Di desa, kehidupan berjalan dengan ritme yang damai, tapi di balik ketenangan itu, ada realitas sosial yang sulit dihindari: tekanan dari pandangan masyarakat. Bagi seorang sarjana yang belum bekerja, hidup sederhana di desa bisa menjadi ujian mental yang tidak main-main.
Sejak lulus kuliah, harapan besar sering kali datang dari orang-orang sekitar. Mereka berharap gelar sarjana akan otomatis membawa kesuksesan. Namun, kenyataan berkata lain. Tidak semua orang yang lulus dengan toga langsung disambut dengan pekerjaan bergaji besar. Bahkan di desa, lapangan pekerjaan terbatas, dan tidak ada jaminan pendidikan tinggi akan membuka pintu yang lebih lebar.
Menjadi Bahan Omongan
Mungkin ini salah satu tantangan terbesar: omongan tetangga. “Kapan kerja?” atau “Sarjana kok di rumah saja,” adalah komentar yang sering terdengar. Bukan sekali-dua kali, tapi berkali-kali hingga menyayat rasa percaya diri. Apapun alasannya—entah ekonomi, kurangnya lowongan kerja, atau minimnya peluang di desa—tetap saja pandangan negatif masyarakat menjadi beban.
Tetangga seolah lupa bahwa hidup sederhana bukanlah pilihan buruk.
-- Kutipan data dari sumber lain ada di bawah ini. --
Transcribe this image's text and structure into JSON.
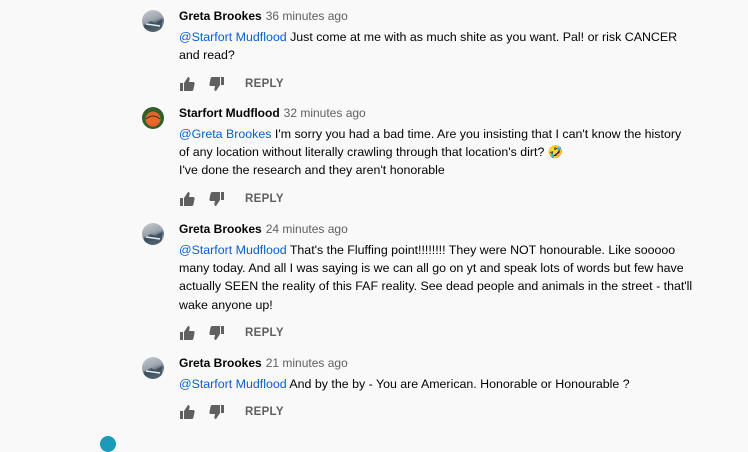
{
  "comments": [
    {
      "author": "Greta Brookes",
      "time": "36 minutes ago",
      "mention": "@Starfort Mudflood",
      "lines": [
        " Just come at me with as much shite as you want. Pal! or risk CANCER",
        "and read?"
      ],
      "reply_label": "REPLY"
    },
    {
      "author": "Starfort Mudflood",
      "time": "32 minutes ago",
      "mention": "@Greta Brookes",
      "lines": [
        " I'm sorry you had a bad time.  Are you insisting that I can't know the history",
        "of any location without literally crawling through that location's dirt? 🤣",
        "I've done the research and they aren't honorable"
      ],
      "reply_label": "REPLY"
    },
    {
      "author": "Greta Brookes",
      "time": "24 minutes ago",
      "mention": "@Starfort Mudflood",
      "lines": [
        " That's the Fluffing point!!!!!!!! They were NOT honourable. Like sooooo",
        "many today. And all I was saying is we can all go on yt and speak lots of words but few have",
        "actually SEEN the reality of this FAF reality. See dead people and animals in the street - that'll",
        "wake anyone up!"
      ],
      "reply_label": "REPLY"
    },
    {
      "author": "Greta Brookes",
      "time": "21 minutes ago",
      "mention": "@Starfort Mudflood",
      "lines": [
        " And by the by - You are American. Honorable or Honourable ?"
      ],
      "reply_label": "REPLY"
    }
  ],
  "icons": {
    "like": "thumbs-up-icon",
    "dislike": "thumbs-down-icon"
  },
  "colors": {
    "mention": "#065fd4",
    "secondary_text": "#606060",
    "background": "#f9f9f9"
  }
}
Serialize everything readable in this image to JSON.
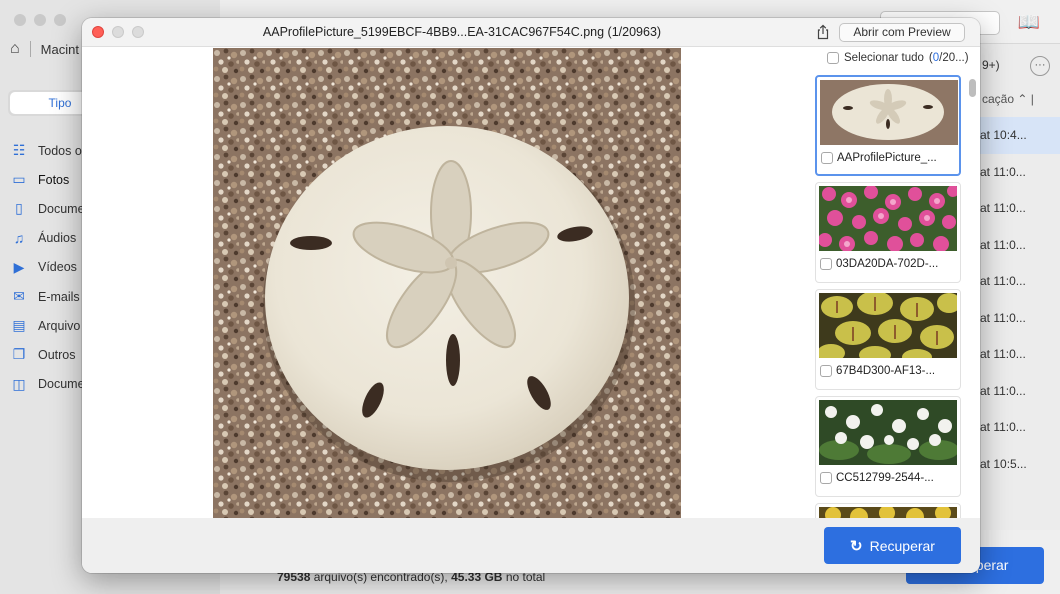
{
  "background_app": {
    "breadcrumb": {
      "volume": "Macint"
    },
    "sidebar": {
      "tab_active": "Tipo",
      "items": [
        {
          "label": "Todos o",
          "icon": "grid-list-icon"
        },
        {
          "label": "Fotos",
          "icon": "photo-icon"
        },
        {
          "label": "Docume",
          "icon": "document-icon"
        },
        {
          "label": "Áudios",
          "icon": "music-icon"
        },
        {
          "label": "Vídeos",
          "icon": "video-icon"
        },
        {
          "label": "E-mails",
          "icon": "mail-icon"
        },
        {
          "label": "Arquivo",
          "icon": "archive-icon"
        },
        {
          "label": "Outros",
          "icon": "other-files-icon"
        },
        {
          "label": "Docume",
          "icon": "document-alt-icon"
        }
      ]
    },
    "count_badge": "9+)",
    "column_header": "cação",
    "rows": [
      "at 10:4...",
      "at 11:0...",
      "at 11:0...",
      "at 11:0...",
      "at 11:0...",
      "at 11:0...",
      "at 11:0...",
      "at 11:0...",
      "at 11:0...",
      "at 10:5..."
    ],
    "footer": {
      "files_found_count": "79538",
      "files_found_text": " arquivo(s) encontrado(s), ",
      "total_size": "45.33 GB",
      "total_suffix": " no total"
    },
    "recover_button": "uperar"
  },
  "modal": {
    "title": "AAProfilePicture_5199EBCF-4BB9...EA-31CAC967F54C.png (1/20963)",
    "open_with_preview": "Abrir com Preview",
    "select_all": {
      "label": "Selecionar tudo",
      "open": "(",
      "count": "0",
      "rest": "/20...)"
    },
    "thumbnails": [
      {
        "name": "AAProfilePicture_...",
        "kind": "sand-dollar"
      },
      {
        "name": "03DA20DA-702D-...",
        "kind": "pink-flowers"
      },
      {
        "name": "67B4D300-AF13-...",
        "kind": "yellow-leaves"
      },
      {
        "name": "CC512799-2544-...",
        "kind": "white-flowers"
      },
      {
        "name": "",
        "kind": "yellow-flowers"
      }
    ],
    "recover_button": "Recuperar",
    "accent": "#2d6fe0"
  }
}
Tidak semua orang berlomba mengejar gemerlap kota. Ada yang memilih bertahan, merawat tanah tempat ia tumbuh, meski harus hidup dengan penghasilan seadanya. Sayangnya, konsep ini masih sering dianggap sebagai “kurang berusaha.”
Minimnya Peluang di Desa
Desa sering kali tidak menawarkan banyak pilihan karier. Pekerjaan yang ada mungkin berkutat di sektor agraris atau pekerjaan kasar lainnya, yang sering kali tidak sejalan dengan bidang pendidikan sarjana. Ironisnya, ketika mencoba bekerja di luar bidang tersebut, sarjana dianggap “menganggur” meski sebenarnya mereka sedang mencari jalan untuk bertahan.
Banyak yang akhirnya menyerah pada stigma. Beberapa pergi ke kota dengan harapan baru, sementara yang lain tetap bertahan, mencoba memutar otak mencari sumber penghasilan meski kecil. Apapun pilihannya, semuanya tidak mudah.
Menjaga Mental di Tengah Tekanan
Tetap waras di tengah situasi ini adalah prestasi tersendiri. Hidup di desa sebagai pengangguran sarjana berarti harus punya tameng mental yang kuat. Mungkin tetangga tidak tahu, setiap komentar yang dilontarkan bisa menjadi tekanan berat. Mungkin mereka juga tidak sadar bahwa hidup sederhana adalah pilihan yang membutuhkan keberanian besar.
Namun, di sisi lain, hidup sederhana juga mengajarkan hal-hal penting. Kita belajar untuk menghargai proses, menerima kenyataan, dan pelan-pelan membangun mimpi dari apa yang ada. Desa, meski penuh stigma, adalah tempat yang mengingatkan bahwa kebahagiaan tidak selalu datang dari gaji besar atau pekerjaan prestisius.
Menghadapi Omongan dengan Kepala Tegak
Tidak ada jalan pintas untuk meredam omongan orang. Satu-satunya cara adalah dengan menjalani hidup sebaik mungkin. Tetap produktif, meskipun tanpa pekerjaan formal. Mungkin membuka usaha kecil, membantu keluarga di sawah, atau bahkan mencoba sesuatu yang baru seperti menjadi penulis, pelukis, atau peternak.
Omongan tetangga mungkin tidak akan pernah berhenti, tapi pada akhirnya, yang paling penting adalah bagaimana kita melihat diri sendiri. Jangan biarkan stigma membatasi langkahmu. Dunia ini terlalu luas untuk terjebak oleh pandangan sempit.
Hidup sederhana di desa sebagai sarjana memang berat, tapi itu bukan akhir dari segalanya. Tetap percaya bahwa setiap usaha, sekecil apapun, adalah langkah maju. Biarlah omongan tetangga menjadi latar belakang. Fokuslah pada apa yang bisa kamu lakukan, karena masa depanmu hanya kamu yang menentukan.